In today’s unpredictable economy, it is not unsual to find yourself out of work when you age 40 and older. The first question is: What can you do? I personally went through the experience of having a career gig of nearly eleven years brought to an end later in my career. I learned that there is quite a lot you can do when you’re 40 plus and you find yourself out of a job.
To help benefit you, let me share the lessons that I learned from this overwhelming experience. I won’t attempt to coat this with sugar. In all honesty, I believe that anyone who writes from experience about getting downsized later rather than earlier in their careers should be real and level with you if nothing else: This hurts you. In fact, it hurts you a lot. I think that it feels similar to falling down and hitting your head on the ground.While playing soccer in high school, I fell on the playing field and hit my head, so be assured that I know what I’m writing about and I am not being merely metaphorical. The difference is: I woke up in the hospital with amnesia after my soccer accident in high school. Decades later, after I was kicked out of a large organization where I had worked for nearly eleven years, there were moments when I sure wished for the removal from everyday life that amnesia brings, but that’s not how it was for me.
I wanted to do anything else but remember the feelings of being told that my professional services were no longer needed where I worked. I hurt. I was insulted. I felt angry. I needed to recover. While I did not wake up in the hospital this time, I did wake up, quite literally, in other crucial ways. I knew deep in my heart as I walked dazed from the office building on that fateful day after being downsized that this certainly was a major crossroads experience.
I also knew that no matter what else might be true, this much I knew absolutely: It is not what happens to you in life that matters most. How you respond matters far more.
It turns out that how you respond to finding yourself suddenly out of work in your 40s and up is crucial to whether you recover. When I just had entered my 40s, I went through a difficult divorce that taught me how to recover when life gets tough.
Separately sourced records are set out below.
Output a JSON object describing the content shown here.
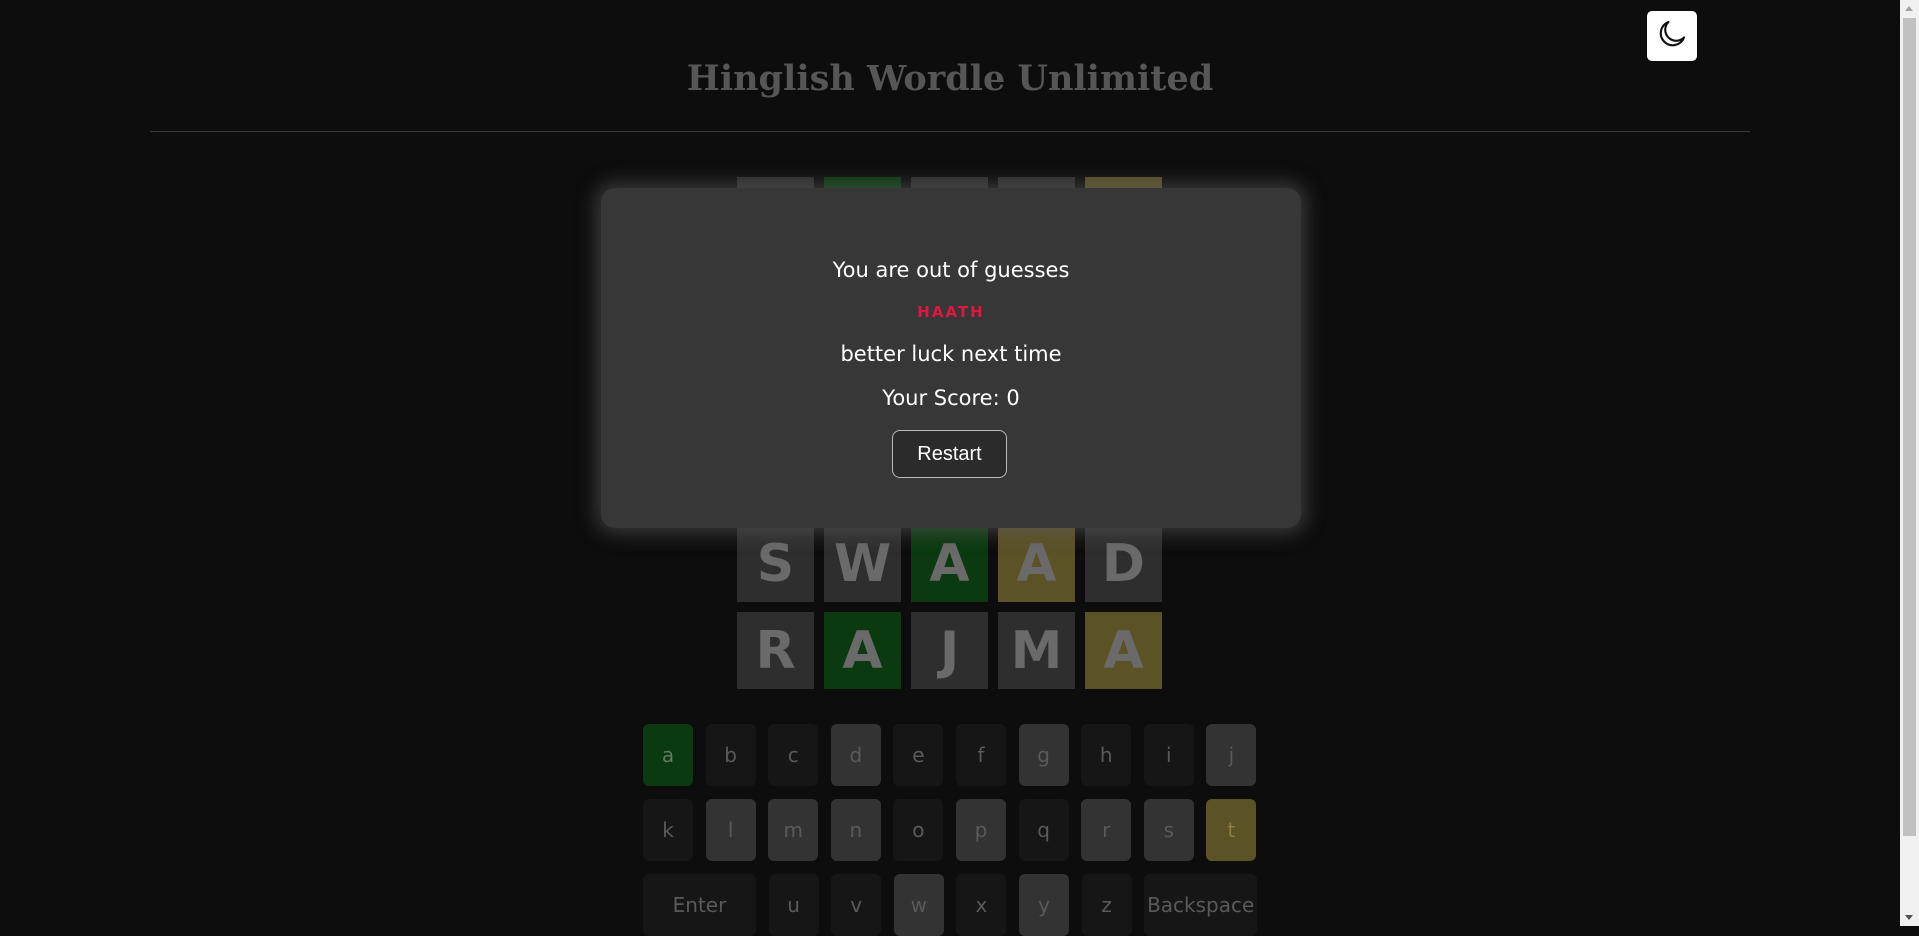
{
  "header": {
    "title": "Hinglish Wordle Unlimited",
    "theme_toggle_icon": "moon-icon"
  },
  "colors": {
    "background": "#0d0d0d",
    "tile_absent": "#2e2e2e",
    "tile_correct": "#0b3a10",
    "tile_present": "#5b5326",
    "answer_text": "#e0173f",
    "modal_bg": "#373737"
  },
  "board": {
    "rows": [
      [
        {
          "letter": "",
          "state": "absent"
        },
        {
          "letter": "",
          "state": "correct"
        },
        {
          "letter": "",
          "state": "absent"
        },
        {
          "letter": "",
          "state": "absent"
        },
        {
          "letter": "",
          "state": "present"
        }
      ],
      [
        {
          "letter": "S",
          "state": "absent"
        },
        {
          "letter": "W",
          "state": "absent"
        },
        {
          "letter": "A",
          "state": "correct"
        },
        {
          "letter": "A",
          "state": "present"
        },
        {
          "letter": "D",
          "state": "absent"
        }
      ],
      [
        {
          "letter": "R",
          "state": "absent"
        },
        {
          "letter": "A",
          "state": "correct"
        },
        {
          "letter": "J",
          "state": "absent"
        },
        {
          "letter": "M",
          "state": "absent"
        },
        {
          "letter": "A",
          "state": "present"
        }
      ]
    ]
  },
  "keyboard": {
    "rows": [
      [
        {
          "label": "a",
          "state": "correct"
        },
        {
          "label": "b",
          "state": "unused"
        },
        {
          "label": "c",
          "state": "unused"
        },
        {
          "label": "d",
          "state": "absent"
        },
        {
          "label": "e",
          "state": "unused"
        },
        {
          "label": "f",
          "state": "unused"
        },
        {
          "label": "g",
          "state": "absent"
        },
        {
          "label": "h",
          "state": "unused"
        },
        {
          "label": "i",
          "state": "unused"
        },
        {
          "label": "j",
          "state": "absent"
        }
      ],
      [
        {
          "label": "k",
          "state": "unused"
        },
        {
          "label": "l",
          "state": "absent"
        },
        {
          "label": "m",
          "state": "absent"
        },
        {
          "label": "n",
          "state": "absent"
        },
        {
          "label": "o",
          "state": "unused"
        },
        {
          "label": "p",
          "state": "absent"
        },
        {
          "label": "q",
          "state": "unused"
        },
        {
          "label": "r",
          "state": "absent"
        },
        {
          "label": "s",
          "state": "absent"
        },
        {
          "label": "t",
          "state": "present"
        }
      ],
      [
        {
          "label": "Enter",
          "state": "unused"
        },
        {
          "label": "u",
          "state": "unused"
        },
        {
          "label": "v",
          "state": "unused"
        },
        {
          "label": "w",
          "state": "absent"
        },
        {
          "label": "x",
          "state": "unused"
        },
        {
          "label": "y",
          "state": "absent"
        },
        {
          "label": "z",
          "state": "unused"
        },
        {
          "label": "Backspace",
          "state": "unused"
        }
      ]
    ]
  },
  "modal": {
    "message": "You are out of guesses",
    "answer": "HAATH",
    "subtext": "better luck next time",
    "score_text": "Your Score: 0",
    "restart_label": "Restart"
  }
}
There was never a single moment that I felt any lack of confidence about my ability to survive life after divorce. That was the key to my recovery. That helped me through the loneliness and the pain.
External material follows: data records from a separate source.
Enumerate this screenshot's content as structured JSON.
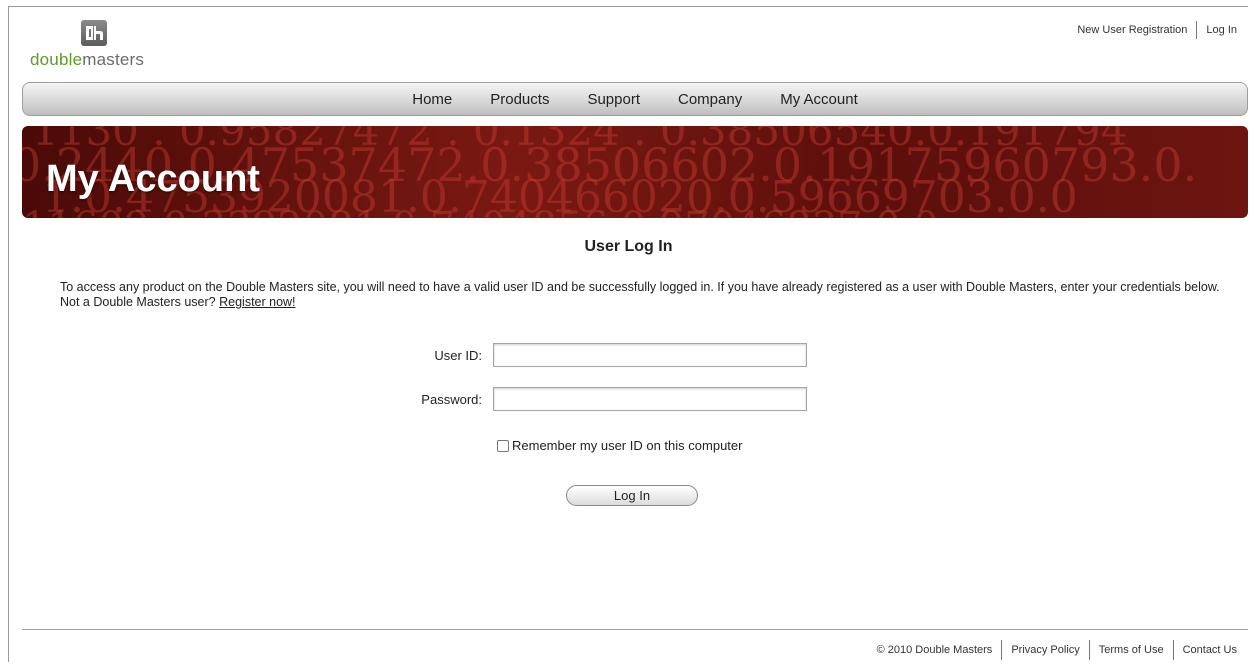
{
  "brand": {
    "logo_part1": "double",
    "logo_part2": "masters",
    "logo_icon": "dm-monogram-icon",
    "colors": {
      "logo_green": "#5f9a2b",
      "banner_red": "#7a1912"
    }
  },
  "top_links": {
    "new_user": "New User Registration",
    "login": "Log In"
  },
  "nav": {
    "items": [
      {
        "label": "Home"
      },
      {
        "label": "Products"
      },
      {
        "label": "Support"
      },
      {
        "label": "Company"
      },
      {
        "label": "My Account"
      }
    ]
  },
  "banner": {
    "title": "My Account"
  },
  "login": {
    "heading": "User Log In",
    "intro": "To access any product on the Double Masters site, you will need to have a valid user ID and be successfully logged in. If you have already registered as a user with Double Masters, enter your credentials below. Not a Double Masters user? ",
    "register_link": "Register now!",
    "user_id_label": "User ID:",
    "user_id_value": "",
    "password_label": "Password:",
    "password_value": "",
    "remember_label": "Remember my user ID on this computer",
    "remember_checked": false,
    "button": "Log In"
  },
  "footer": {
    "copyright": "© 2010 Double Masters",
    "privacy": "Privacy Policy",
    "terms": "Terms of Use",
    "contact": "Contact Us"
  }
}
And, that is the key if you, too, want to recover. Believing down deep in your heart and soul that you will survive being unemployed late in your career is essential. It will help you through the loneliness and the pain.Everything else is secondary. Other blog posts in the future on this site will deal with those secondary issues. But, first things first: You must find your own way to arrive at the genuine belief that being booted from a career job later in life is an experience that you will learn from and survive. Only after this first step should you attempt to use the Internet to help restore your career. I would also strongly encourage people over 40 to aim for careers that involve the use of the Internet as I have done.
The reality that you create for yourself within the space between your ears can be far more important that the material world that is without.
This may sound like the sentiments found in a George Harrison song. So be it. These are wise truths that can save you from a lot of damage that you otherwise may do to yourself.